Le numéro un mondial des eaux en bouteille a eu recours pendant plusieurs années à des traitements interdits – microfiltration, filtres UV et charbons actifs – pour faire face à des contaminations bactériennes ou chimiques sur le site de Perrier, à Vergèze (Gard), comme sur son site des Vosges, où sont puisées les eaux d’Hépar, de Contrex et de Vittel. Après un intense lobbying et contre l’avis de la direction générale de la santé, l’exécutif a donné son feu vert au géant suisse, en février 2023, pour qu’il continue à utiliser un système de microfiltration non réglementaire. Selon des échanges d’e-mails et de notes ministérielles dévoilés en février 2025 par Le Monde et Radio France, l’Elysée a suivi de très près ce dossier.
La première rencontre entre Alexis Kohler et le directeur général de Nestlé, Mark Schneider, est organisée, dès le 11 juillet 2022, dans le cadre du sommet Choose France au château de Versailles. Deux sujets de préoccupation sont abordés : les suites de l’affaire Buitoni et le dossier Nestlé Waters.
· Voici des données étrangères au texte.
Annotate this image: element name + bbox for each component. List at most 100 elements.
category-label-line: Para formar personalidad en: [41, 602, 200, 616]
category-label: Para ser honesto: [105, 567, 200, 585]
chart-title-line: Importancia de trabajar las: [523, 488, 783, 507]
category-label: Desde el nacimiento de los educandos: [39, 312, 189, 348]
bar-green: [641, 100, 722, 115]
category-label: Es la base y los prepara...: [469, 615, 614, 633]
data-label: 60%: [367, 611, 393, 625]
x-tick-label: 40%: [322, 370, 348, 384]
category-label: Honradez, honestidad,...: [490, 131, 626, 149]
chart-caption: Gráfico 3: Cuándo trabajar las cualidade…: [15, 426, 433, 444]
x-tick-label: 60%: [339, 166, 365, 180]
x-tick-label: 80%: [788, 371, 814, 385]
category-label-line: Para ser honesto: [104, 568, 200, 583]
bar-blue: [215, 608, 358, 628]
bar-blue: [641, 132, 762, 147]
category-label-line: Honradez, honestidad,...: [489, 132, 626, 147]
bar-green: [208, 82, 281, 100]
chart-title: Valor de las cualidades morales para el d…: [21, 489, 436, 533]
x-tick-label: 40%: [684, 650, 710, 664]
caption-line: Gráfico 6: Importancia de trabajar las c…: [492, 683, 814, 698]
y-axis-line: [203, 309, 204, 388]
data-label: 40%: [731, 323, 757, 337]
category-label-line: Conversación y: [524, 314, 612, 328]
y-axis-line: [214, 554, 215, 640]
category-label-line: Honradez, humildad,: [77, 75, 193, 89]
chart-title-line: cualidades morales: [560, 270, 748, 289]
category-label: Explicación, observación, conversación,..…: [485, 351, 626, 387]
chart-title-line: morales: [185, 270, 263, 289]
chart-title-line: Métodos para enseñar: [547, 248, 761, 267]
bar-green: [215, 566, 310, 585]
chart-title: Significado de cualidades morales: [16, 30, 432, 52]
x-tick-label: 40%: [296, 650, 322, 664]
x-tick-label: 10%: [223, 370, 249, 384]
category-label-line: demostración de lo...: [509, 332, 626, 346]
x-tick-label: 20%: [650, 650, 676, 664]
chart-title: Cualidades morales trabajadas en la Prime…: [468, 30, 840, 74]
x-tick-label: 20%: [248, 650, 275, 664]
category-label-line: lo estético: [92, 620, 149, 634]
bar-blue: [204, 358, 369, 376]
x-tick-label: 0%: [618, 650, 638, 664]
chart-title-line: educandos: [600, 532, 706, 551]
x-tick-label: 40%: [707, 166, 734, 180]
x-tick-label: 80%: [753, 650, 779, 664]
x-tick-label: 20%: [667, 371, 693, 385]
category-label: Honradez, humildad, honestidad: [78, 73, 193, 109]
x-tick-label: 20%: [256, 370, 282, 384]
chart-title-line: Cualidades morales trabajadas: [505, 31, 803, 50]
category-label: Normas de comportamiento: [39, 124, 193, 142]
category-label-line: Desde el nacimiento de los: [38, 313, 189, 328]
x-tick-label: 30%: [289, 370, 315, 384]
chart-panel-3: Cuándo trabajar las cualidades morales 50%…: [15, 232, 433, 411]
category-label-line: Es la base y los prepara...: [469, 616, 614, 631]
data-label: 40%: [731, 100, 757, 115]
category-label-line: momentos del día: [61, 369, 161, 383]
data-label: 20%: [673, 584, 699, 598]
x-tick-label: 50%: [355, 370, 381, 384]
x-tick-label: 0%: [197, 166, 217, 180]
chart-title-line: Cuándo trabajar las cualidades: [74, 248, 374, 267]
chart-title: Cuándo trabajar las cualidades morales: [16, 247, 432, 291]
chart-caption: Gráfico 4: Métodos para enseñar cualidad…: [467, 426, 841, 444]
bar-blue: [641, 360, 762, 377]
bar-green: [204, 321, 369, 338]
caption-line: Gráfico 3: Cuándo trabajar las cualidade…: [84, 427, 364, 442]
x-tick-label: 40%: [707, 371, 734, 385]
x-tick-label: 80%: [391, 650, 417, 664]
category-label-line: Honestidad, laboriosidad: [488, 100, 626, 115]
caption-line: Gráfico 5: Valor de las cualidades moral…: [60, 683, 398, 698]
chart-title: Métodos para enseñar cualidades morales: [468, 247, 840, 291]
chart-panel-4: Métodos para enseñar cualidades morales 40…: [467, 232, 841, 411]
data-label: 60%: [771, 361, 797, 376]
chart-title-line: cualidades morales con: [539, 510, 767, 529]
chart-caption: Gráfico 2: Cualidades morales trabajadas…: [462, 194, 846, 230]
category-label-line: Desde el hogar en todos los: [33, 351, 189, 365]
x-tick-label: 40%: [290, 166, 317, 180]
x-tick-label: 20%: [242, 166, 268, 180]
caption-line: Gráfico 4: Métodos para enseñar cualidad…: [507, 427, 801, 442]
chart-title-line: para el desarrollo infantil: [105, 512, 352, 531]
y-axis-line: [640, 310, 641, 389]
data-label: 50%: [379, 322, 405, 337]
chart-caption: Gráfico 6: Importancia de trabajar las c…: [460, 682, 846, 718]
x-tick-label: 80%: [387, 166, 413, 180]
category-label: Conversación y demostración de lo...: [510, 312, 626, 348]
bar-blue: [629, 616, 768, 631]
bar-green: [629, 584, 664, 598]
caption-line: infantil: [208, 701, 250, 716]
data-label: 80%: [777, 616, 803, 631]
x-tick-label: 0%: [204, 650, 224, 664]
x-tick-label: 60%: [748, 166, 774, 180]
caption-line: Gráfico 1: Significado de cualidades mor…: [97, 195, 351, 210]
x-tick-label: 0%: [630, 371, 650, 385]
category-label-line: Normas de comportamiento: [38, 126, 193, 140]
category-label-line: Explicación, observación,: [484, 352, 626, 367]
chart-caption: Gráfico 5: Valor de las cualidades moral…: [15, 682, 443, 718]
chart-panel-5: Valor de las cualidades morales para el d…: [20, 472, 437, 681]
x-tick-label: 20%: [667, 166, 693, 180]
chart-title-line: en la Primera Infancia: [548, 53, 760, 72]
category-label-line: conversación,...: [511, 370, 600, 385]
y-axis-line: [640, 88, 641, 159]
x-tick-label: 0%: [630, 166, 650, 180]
Selon un compte rendu de la réunion cité par le rapporteur, il est évoqué la « remise d’un rapport de l’IGAS [inspection générale des affaires sociales], cette semaine, après enquête de la DGCCRF [direction générale de la concurrence, de la consommation et de la répression des fraudes]mettant en évidence un usage trop important de filtration pour corriger la qualité des eaux Vittel, Contrex et Hépar, avec de potentiels impacts sur les sites concernés et un enjeu de “com” pour bien gérer la séquence ». Commentaire de M. Ouizille : « L’Elysée sait qu’il y a un problème de qualité des eaux et Nestlé a mis les pouvoirs publics sous pression à propos des risques pour les sites. »
Contaminations bactériologiques et virologiques
Dès lors, les réunions entre l’Elysée et Nestlé vont se multiplier : septembre 2022, février 2023, janvier 2024, octobre 2024, décembre 2024. Le 17 décembre 2024, au lendemain des révélations du Monde et de Radio France sur un rapport confidentiel de l’agence régionale de santé d’Occitanie suggérant à Nestlé d’envisager un « arrêt de la production d’eau minérale sur le site de Vergèze », le lobbyiste de Nestlé sollicite un nouvel entretien avec Alexis Kohler. Le 18 décembre, le secrétaire général de l’Elysée appelle la présidente de Nestlé Waters, Muriel Liénau.
Un courriel envoyé avant l’entretien par le conseiller énergie, environnement et agriculture de l’Elysée résume la situation dans un chapitre intitulé « Problème Perrier », relate le sénateur de l’Oise. On y apprend que « les nappes dont dépendent les sources sont de plus en plus régulièrement polluées, notamment de sources bactériologiques (et en partie de matières fécales). Cela disqualifie donc régulièrement les eaux qui doivent être traitées pour être rendues propres à la consommation, ce qui constitue une grosse perte de valeur pour les entreprises (…) ».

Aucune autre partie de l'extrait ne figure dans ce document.